John Maeda is a Japanese- American
born in 1966, currently the president of the Rhode Island School of
Design. He is a designer, artist, and computer scientist constantly
working on intertwining design and technology. Maeda's art pieces are
in the permanent collection at the Museum of Modern Art and is a designer
consultant for Apple and Google among other companies. He is the leader
for creating simple design solutions for the digital age. Simplicity is his
motto, the topic which he successfully written about in his book "The Laws
of Simplicity", which features ten laws in promoting simplicity in design.

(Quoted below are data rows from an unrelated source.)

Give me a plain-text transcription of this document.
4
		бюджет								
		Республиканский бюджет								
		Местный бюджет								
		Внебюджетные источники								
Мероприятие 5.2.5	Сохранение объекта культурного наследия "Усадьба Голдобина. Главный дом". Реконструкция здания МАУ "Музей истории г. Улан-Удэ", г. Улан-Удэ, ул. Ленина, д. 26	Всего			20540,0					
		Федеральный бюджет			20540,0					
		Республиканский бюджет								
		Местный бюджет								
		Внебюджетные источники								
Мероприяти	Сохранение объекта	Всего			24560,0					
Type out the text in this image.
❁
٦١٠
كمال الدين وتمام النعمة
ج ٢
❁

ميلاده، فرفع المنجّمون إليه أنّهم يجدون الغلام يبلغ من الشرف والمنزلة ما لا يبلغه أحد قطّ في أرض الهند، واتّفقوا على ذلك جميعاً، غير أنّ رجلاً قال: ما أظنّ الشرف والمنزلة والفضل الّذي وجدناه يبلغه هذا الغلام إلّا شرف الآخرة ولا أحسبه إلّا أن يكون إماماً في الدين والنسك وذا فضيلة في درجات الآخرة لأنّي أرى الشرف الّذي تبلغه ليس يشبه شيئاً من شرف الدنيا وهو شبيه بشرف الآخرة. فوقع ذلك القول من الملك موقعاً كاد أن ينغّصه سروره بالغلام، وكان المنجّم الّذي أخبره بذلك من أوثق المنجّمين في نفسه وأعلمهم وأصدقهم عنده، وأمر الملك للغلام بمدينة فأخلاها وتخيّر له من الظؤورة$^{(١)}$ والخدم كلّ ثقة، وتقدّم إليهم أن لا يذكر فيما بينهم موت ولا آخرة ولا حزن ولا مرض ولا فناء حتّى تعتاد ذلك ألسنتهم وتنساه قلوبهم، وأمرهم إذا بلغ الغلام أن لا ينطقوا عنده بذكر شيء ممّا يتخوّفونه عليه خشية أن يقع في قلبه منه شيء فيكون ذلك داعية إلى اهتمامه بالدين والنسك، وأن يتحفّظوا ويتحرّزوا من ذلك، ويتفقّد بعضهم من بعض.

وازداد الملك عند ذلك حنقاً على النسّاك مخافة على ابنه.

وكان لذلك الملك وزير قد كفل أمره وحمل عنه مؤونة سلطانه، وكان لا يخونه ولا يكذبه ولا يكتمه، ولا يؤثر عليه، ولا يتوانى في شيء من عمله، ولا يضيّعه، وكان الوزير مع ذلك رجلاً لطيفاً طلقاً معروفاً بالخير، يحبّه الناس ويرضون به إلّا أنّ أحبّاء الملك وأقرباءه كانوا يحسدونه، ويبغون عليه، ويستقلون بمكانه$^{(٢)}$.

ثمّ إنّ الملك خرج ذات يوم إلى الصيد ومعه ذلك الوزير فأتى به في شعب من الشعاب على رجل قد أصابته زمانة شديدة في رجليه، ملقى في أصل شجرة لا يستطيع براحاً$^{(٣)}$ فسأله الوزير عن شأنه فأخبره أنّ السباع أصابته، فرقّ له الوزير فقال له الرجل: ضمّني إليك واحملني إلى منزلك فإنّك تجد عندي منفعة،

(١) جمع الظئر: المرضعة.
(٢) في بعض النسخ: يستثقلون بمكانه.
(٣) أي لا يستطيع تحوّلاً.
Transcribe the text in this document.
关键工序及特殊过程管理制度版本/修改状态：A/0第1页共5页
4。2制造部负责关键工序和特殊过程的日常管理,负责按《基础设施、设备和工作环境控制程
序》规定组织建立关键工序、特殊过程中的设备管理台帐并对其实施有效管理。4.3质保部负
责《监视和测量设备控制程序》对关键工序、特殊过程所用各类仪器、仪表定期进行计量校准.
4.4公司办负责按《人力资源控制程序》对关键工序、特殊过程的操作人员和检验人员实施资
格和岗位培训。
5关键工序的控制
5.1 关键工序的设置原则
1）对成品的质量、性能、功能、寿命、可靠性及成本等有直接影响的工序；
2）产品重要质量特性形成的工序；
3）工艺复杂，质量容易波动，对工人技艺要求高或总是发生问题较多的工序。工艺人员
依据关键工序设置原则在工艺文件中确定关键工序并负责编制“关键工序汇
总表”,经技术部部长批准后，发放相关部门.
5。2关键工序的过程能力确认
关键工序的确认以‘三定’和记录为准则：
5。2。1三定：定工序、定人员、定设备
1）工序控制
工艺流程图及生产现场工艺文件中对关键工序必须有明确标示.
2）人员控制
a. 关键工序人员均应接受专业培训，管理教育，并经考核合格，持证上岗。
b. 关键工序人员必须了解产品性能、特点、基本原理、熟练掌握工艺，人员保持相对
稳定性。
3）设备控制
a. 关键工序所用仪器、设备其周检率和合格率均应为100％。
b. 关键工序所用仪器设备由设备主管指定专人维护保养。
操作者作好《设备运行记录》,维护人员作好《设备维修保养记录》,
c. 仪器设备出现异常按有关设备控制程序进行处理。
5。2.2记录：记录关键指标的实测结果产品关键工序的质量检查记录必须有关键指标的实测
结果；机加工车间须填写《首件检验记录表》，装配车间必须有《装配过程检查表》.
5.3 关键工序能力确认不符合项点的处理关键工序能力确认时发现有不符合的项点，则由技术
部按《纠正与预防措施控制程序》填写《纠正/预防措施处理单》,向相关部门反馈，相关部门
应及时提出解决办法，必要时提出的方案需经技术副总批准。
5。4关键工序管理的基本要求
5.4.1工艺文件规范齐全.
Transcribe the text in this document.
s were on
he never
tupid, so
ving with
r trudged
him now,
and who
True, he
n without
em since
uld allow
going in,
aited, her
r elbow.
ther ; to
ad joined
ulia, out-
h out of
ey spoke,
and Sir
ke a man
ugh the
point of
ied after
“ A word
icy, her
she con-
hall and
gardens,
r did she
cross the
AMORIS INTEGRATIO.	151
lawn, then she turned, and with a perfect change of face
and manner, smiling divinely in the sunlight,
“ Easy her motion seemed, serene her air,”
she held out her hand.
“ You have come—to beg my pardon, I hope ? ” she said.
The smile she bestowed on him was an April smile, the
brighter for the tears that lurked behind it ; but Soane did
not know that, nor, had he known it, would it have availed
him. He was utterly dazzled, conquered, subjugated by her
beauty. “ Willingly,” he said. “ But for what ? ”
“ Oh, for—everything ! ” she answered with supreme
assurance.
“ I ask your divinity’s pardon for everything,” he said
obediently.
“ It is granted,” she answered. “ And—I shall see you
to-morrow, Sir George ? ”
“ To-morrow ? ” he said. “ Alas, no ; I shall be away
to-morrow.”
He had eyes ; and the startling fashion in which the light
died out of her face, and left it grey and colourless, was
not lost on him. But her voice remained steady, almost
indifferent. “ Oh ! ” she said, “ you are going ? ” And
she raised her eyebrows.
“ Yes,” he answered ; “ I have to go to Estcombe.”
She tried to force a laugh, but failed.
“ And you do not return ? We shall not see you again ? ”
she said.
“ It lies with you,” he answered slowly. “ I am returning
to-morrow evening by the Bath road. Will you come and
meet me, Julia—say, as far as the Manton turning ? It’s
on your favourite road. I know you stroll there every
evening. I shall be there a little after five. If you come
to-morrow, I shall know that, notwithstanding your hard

The question that he always works on answering is “How do we simplify
increasingly complex technologies?”. In Maeda's perspective he wishes to
harness technology and make
it useful to everyday people in order to simplify rather than complicate their
daily lives. The Seattle native was a software engineering student at
the Massachusetts Institute of Technology (MIT) where he was captured by the
work of Paul Rand and Muriel Cooper, the directors of the university's Visual
Language Program. After earning bachelor's and master's degrees in computer
science at MIT, Maeda went on to earn a PhD in design from Tsukuba University Institute
of Art and Design in Japan. There he began to work on ways to connect
computational expression and traditional bookmaking. His studies became a
series of publications called "Reactive Books," which are now
recognized as classics in digital media design.